In the ever constant race to update and revise and be prepared for our next departmental review, we're doing these projects to make our courses "outcomes based." For every course, we're supposed to have goals (which, as I understand it, are supposed to have to do with what we want students to learn), outcomes (which, as I understand it, are supposed to have to do with what students produce to show that they've reached the goals), and sub-outcomes (which, as I understand it, is what students actually produce to show they've reached bits and pieces of the bigger goals and outcomes). We're supposed to have between 1 and 4 goals, 1 and 4 outcomes (one for each goal), and for each outcome, 1-3 sub-outcomes.
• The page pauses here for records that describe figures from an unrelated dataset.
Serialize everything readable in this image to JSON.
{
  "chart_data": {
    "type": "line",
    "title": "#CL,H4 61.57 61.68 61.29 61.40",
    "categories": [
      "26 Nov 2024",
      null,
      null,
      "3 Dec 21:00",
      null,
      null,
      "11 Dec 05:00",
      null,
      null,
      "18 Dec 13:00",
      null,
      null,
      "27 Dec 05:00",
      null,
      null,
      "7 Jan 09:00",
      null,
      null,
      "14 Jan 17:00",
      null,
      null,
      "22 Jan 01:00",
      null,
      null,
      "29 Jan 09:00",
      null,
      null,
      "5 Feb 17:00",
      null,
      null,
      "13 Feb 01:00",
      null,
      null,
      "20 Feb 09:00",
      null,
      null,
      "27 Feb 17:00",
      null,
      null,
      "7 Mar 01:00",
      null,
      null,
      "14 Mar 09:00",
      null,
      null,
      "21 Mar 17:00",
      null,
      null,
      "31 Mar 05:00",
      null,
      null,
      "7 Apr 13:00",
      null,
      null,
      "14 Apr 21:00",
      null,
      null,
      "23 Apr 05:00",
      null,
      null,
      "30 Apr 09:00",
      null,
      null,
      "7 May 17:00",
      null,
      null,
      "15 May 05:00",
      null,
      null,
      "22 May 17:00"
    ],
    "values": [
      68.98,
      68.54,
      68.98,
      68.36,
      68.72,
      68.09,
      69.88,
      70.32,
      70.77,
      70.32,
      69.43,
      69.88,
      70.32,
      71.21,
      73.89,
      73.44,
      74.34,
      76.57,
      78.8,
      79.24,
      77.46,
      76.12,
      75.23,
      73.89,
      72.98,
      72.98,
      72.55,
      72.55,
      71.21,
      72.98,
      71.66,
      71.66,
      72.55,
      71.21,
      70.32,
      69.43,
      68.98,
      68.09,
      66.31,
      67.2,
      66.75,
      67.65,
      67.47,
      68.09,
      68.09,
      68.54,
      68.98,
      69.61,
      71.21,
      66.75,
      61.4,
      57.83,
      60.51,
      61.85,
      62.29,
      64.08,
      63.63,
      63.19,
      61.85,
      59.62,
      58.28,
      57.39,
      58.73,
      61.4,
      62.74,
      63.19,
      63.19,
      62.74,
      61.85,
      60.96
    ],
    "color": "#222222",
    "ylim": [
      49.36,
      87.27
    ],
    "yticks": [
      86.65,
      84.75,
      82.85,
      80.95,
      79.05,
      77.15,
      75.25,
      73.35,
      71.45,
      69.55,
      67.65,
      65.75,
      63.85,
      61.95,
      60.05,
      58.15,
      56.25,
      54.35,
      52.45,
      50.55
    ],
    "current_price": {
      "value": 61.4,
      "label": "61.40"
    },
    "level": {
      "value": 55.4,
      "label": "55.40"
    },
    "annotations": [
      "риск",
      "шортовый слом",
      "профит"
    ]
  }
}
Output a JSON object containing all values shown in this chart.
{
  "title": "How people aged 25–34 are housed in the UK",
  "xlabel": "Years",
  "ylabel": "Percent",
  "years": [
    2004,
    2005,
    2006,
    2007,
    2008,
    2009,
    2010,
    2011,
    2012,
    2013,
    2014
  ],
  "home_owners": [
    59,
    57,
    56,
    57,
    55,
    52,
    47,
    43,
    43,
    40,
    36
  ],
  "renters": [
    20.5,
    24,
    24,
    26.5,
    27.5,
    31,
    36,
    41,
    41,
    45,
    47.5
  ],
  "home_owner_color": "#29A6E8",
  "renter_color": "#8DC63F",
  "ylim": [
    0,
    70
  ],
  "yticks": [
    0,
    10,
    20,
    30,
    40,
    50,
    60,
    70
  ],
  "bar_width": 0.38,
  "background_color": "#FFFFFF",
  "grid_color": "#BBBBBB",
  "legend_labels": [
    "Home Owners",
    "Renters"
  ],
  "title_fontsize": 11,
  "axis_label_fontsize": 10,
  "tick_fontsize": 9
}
I want to brainstorm a bit here, because I find this sort of stuff intensely frustrating and not fun, and I don't think I find it nearly as helpful as the edu folks keep promising I should.
Let's take, say, an intro Shakespeare course, a genre-based Shakespeare course.
What should the goals be?
1. I want students to get better at reading difficult texts.
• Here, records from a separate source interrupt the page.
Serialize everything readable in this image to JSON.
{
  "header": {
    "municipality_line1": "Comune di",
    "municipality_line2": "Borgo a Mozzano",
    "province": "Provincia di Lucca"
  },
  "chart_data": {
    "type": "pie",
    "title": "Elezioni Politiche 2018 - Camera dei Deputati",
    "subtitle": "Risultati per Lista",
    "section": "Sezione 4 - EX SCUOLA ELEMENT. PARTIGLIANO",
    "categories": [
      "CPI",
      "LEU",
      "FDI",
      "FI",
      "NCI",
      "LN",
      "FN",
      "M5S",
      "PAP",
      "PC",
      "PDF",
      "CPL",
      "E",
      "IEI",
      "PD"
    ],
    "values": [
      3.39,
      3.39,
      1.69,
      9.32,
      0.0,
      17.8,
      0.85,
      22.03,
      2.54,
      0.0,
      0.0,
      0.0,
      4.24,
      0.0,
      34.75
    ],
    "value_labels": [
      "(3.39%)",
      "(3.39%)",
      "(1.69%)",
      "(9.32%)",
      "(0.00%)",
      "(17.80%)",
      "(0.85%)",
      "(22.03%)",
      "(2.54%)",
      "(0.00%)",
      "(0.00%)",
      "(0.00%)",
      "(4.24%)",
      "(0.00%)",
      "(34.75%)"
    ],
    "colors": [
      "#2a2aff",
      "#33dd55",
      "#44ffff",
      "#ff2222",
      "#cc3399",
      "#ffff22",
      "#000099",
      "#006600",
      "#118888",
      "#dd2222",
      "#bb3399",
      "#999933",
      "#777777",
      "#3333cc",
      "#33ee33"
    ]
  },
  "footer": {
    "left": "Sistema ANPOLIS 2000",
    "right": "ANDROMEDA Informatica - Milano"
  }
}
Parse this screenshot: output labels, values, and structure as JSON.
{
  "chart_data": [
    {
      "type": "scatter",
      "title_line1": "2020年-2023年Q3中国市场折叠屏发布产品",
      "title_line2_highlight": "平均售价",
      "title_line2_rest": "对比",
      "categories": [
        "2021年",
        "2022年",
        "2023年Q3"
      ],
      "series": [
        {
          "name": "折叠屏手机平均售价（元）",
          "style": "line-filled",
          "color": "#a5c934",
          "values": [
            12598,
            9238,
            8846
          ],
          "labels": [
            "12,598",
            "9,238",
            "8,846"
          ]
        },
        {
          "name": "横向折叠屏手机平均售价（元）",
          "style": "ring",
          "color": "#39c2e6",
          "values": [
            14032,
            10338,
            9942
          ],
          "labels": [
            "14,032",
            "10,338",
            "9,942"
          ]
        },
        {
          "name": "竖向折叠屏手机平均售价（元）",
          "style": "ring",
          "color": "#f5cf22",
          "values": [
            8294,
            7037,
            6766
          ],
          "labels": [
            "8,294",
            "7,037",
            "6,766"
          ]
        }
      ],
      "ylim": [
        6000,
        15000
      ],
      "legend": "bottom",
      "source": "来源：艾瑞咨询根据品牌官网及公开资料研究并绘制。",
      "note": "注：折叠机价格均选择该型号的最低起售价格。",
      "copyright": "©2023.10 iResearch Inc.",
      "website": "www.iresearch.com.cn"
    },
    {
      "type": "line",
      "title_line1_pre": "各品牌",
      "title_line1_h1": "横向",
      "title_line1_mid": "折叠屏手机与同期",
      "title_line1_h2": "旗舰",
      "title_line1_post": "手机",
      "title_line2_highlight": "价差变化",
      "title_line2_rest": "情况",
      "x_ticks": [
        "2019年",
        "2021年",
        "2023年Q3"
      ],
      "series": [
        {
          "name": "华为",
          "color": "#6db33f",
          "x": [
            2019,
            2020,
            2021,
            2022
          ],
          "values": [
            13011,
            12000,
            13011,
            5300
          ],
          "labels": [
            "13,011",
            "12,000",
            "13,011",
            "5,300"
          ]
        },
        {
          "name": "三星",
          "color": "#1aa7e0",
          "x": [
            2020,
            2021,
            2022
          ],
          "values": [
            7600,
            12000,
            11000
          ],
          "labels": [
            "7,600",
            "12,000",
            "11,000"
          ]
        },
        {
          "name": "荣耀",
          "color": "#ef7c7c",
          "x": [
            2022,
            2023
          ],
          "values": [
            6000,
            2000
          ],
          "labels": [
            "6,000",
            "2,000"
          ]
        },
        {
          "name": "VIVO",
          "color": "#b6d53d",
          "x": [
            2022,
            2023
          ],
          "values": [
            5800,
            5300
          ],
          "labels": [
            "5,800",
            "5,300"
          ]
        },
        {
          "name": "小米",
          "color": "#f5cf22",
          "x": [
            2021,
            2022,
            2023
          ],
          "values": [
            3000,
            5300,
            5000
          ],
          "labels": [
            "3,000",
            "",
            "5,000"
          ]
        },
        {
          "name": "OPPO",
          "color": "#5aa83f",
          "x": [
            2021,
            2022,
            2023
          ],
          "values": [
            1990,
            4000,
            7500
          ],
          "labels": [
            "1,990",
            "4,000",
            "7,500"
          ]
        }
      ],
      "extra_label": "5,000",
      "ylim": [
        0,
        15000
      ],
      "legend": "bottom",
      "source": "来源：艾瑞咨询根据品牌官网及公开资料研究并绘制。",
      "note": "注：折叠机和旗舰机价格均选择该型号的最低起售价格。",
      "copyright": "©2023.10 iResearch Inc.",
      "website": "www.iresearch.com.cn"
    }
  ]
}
2. I want students to get a sense of how damned good Shakespeare is. (I think of this as building in an understanding of some plays, how genre works, how imagery and such work, how character development works, and on and on.)
3. I want students to get a sense of the historic, cultural, and social contexts of early modern theater. (Yes, that's huge. HUGE!)
Do those goals make sense? Are there better goals? Are there more goals?
Edited to add: There should be something about writing in there, maybe in the first one, reading and writing about difficult texts?